I later started thinking about that question, "What is that like, to know what you want to do at three?" Well, quite frankly for me it was hell.
I was told by teachers that that was absurd to believe I could be an artist. I needed to grow up and pursue something more realistic. I needed to stop day dreaming.
Other well meaning adults told me that my parents would never let me have a horse. My parent said we couldn't afford horse or riding lessons. I believe the closer truth was that they knew nothing about horses and didn't have the time to shuttle me to a stable for a weekly lesson.
I was a relatively undemanding child. I believed that if you knew me and loved me, you would know what I wanted and needed. So when I didn't get the horse or the lessons, I believed that there was something wrong with me and that perhaps my parents didn't love me.
My parents did support me in art. We went to Museums and the Ballet. We always had books on art and artists. I always received art materials for Birthdays and Christmas. And, from the time I was 7, I was always given a place to set up my studio.

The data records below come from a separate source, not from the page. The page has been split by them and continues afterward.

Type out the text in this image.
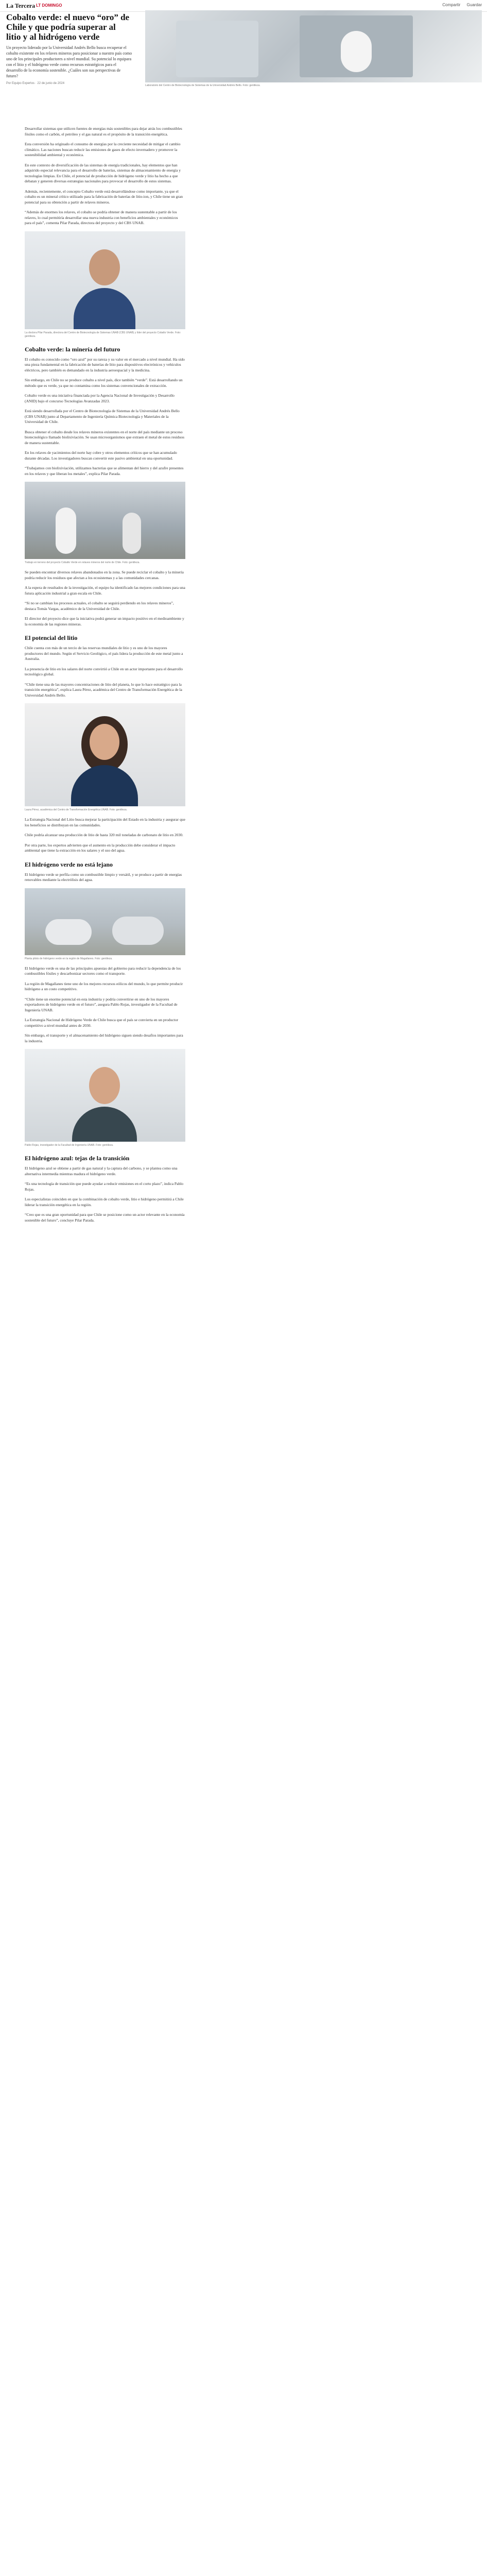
La Tercera LT DOMINGO	Compartir Guardar
Cobalto verde: el nuevo “oro” de Chile y que podría superar al litio y al hidrógeno verde
Un proyecto liderado por la Universidad Andrés Bello busca recuperar el cobalto existente en los relaves mineros para posicionar a nuestro país como uno de los principales productores a nivel mundial. Su potencial lo equipara con el litio y el hidrógeno verde como recursos estratégicos para el desarrollo de la economía sostenible. ¿Cuáles son sus perspectivas de futuro?
Por Equipo Expertos · 22 de junio de 2024
Laboratorio del Centro de Biotecnología de Sistemas de la Universidad Andrés Bello. Foto: gentileza.

Desarrollar sistemas que utilicen fuentes de energías más sostenibles para dejar atrás los combustibles fósiles como el carbón, el petróleo y el gas natural es el propósito de la transición energética.

Esta conversión ha originado el consumo de energías por la creciente necesidad de mitigar el cambio climático. Las naciones buscan reducir las emisiones de gases de efecto invernadero y promover la sostenibilidad ambiental y económica.

En este contexto de diversificación de las sistemas de energía tradicionales, hay elementos que han adquirido especial relevancia para el desarrollo de baterías, sistemas de almacenamiento de energía y tecnologías limpias. En Chile, el potencial de producción de hidrógeno verde y litio ha hecho a que debatan y generen diversas estrategias nacionales para provocar el desarrollo de estos sistemas.

Además, recientemente, el concepto Cobalto verde está desarrollándose como importante, ya que el cobalto es un mineral crítico utilizado para la fabricación de baterías de litio-ion, y Chile tiene un gran potencial para su obtención a partir de relaves mineros.

“Además de enormes los relaves, el cobalto se podría obtener de manera sustentable a partir de los relaves, lo cual permitiría desarrollar una nueva industria con beneficios ambientales y económicos para el país”, comenta Pilar Parada, directora del proyecto y del CBS UNAB.

La doctora Pilar Parada, directora del Centro de Biotecnología de Sistemas UNAB (CBS UNAB) y líder del proyecto Cobalto Verde. Foto: gentileza.
Cobalto verde: la minería del futuro

El cobalto es conocido como “oro azul” por su rareza y su valor en el mercado a nivel mundial. Ha sido una pieza fundamental en la fabricación de baterías de litio para dispositivos electrónicos y vehículos eléctricos, pero también es demandado en la industria aeroespacial y la medicina.

Sin embargo, en Chile no se produce cobalto a nivel país, dice también “verde”. Está desarrollando un método que es verde, ya que no contamina como los sistemas convencionales de extracción.

Cobalto verde es una iniciativa financiada por la Agencia Nacional de Investigación y Desarrollo (ANID) bajo el concurso Tecnologías Avanzadas 2023.

Está siendo desarrollada por el Centro de Biotecnología de Sistemas de la Universidad Andrés Bello (CBS UNAB) junto al Departamento de Ingeniería Química Biotecnología y Materiales de la Universidad de Chile.

Busca obtener el cobalto desde los relaves mineros existentes en el norte del país mediante un proceso biotecnológico llamado biolixiviación. Se usan microorganismos que extraen el metal de estos residuos de manera sustentable.

En los relaves de yacimientos del norte hay cobre y otros elementos críticos que se han acumulado durante décadas. Los investigadores buscan convertir este pasivo ambiental en una oportunidad.

“Trabajamos con biolixiviación, utilizamos bacterias que se alimentan del hierro y del azufre presentes en los relaves y que liberan los metales”, explica Pilar Parada.

Trabajo en terreno del proyecto Cobalto Verde en relaves mineros del norte de Chile. Foto: gentileza.

Se pueden encontrar diversos relaves abandonados en la zona. Se puede reciclar el cobalto y la minería podría reducir los residuos que afectan a los ecosistemas y a las comunidades cercanas.

A la espera de resultados de la investigación, el equipo ha identificado las mejores condiciones para una futura aplicación industrial a gran escala en Chile.

“Si no se cambian los procesos actuales, el cobalto se seguirá perdiendo en los relaves mineros”, destaca Tomás Vargas, académico de la Universidad de Chile.

El director del proyecto dice que la iniciativa podrá generar un impacto positivo en el medioambiente y la economía de las regiones mineras.

El potencial del litio

Chile cuenta con más de un tercio de las reservas mundiales de litio y es uno de los mayores productores del mundo. Según el Servicio Geológico, el país lidera la producción de este metal junto a Australia.

La presencia de litio en los salares del norte convirtió a Chile en un actor importante para el desarrollo tecnológico global.

“Chile tiene una de las mayores concentraciones de litio del planeta, lo que lo hace estratégico para la transición energética”, explica Laura Pérez, académica del Centro de Transformación Energética de la Universidad Andrés Bello.

Laura Pérez, académica del Centro de Transformación Energética UNAB. Foto: gentileza.

La Estrategia Nacional del Litio busca mejorar la participación del Estado en la industria y asegurar que los beneficios se distribuyan en las comunidades.

Chile podría alcanzar una producción de litio de hasta 320 mil toneladas de carbonato de litio en 2030.

Por otra parte, los expertos advierten que el aumento en la producción debe considerar el impacto ambiental que tiene la extracción en los salares y el uso del agua.

El hidrógeno verde no está lejano

El hidrógeno verde se perfila como un combustible limpio y versátil, y se produce a partir de energías renovables mediante la electrólisis del agua.

Planta piloto de hidrógeno verde en la región de Magallanes. Foto: gentileza.

El hidrógeno verde es una de las principales apuestas del gobierno para reducir la dependencia de los combustibles fósiles y descarbonizar sectores como el transporte.

La región de Magallanes tiene uno de los mejores recursos eólicos del mundo, lo que permite producir hidrógeno a un costo competitivo.

“Chile tiene un enorme potencial en esta industria y podría convertirse en uno de los mayores exportadores de hidrógeno verde en el futuro”, asegura Pablo Rojas, investigador de la Facultad de Ingeniería UNAB.

La Estrategia Nacional de Hidrógeno Verde de Chile busca que el país se convierta en un productor competitivo a nivel mundial antes de 2030.

Sin embargo, el transporte y el almacenamiento del hidrógeno siguen siendo desafíos importantes para la industria.

Pablo Rojas, investigador de la Facultad de Ingeniería UNAB. Foto: gentileza.
El hidrógeno azul: tejas de la transición

El hidrógeno azul se obtiene a partir de gas natural y la captura del carbono, y se plantea como una alternativa intermedia mientras madura el hidrógeno verde.

“Es una tecnología de transición que puede ayudar a reducir emisiones en el corto plazo”, indica Pablo Rojas.

Los especialistas coinciden en que la combinación de cobalto verde, litio e hidrógeno permitirá a Chile liderar la transición energética en la región.

“Creo que es una gran oportunidad para que Chile se posicione como un actor relevante en la economía sostenible del futuro”, concluye Pilar Parada.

And so, I dreamed about horses and sketched them in secret. What I wanted to do with my life was unrealistic and foolish.So I even stopped drawing and painting horses, even in secret, when I was 13.
Try as I might to completely turn my back and walk away from art and horses, I was always drawn back as if they were sirens. The two things I loved more in this world than any other. But still, I was a fool and would listen to the negative rhetoric.
At 30 I went back to school. I knew what I wanted to do, what I needed to start learning. I still listened to negative comments and took many of them to heart. I still have plenty of well meaning adults in my life who tell me that I need to get a "real" job, that I shouldn't have a horse, that I need to be realistic.
I have no retort. They may be right, I am not sure about this. I am sure though that for me, not pursuing
what I hold most dear would be a wasted life.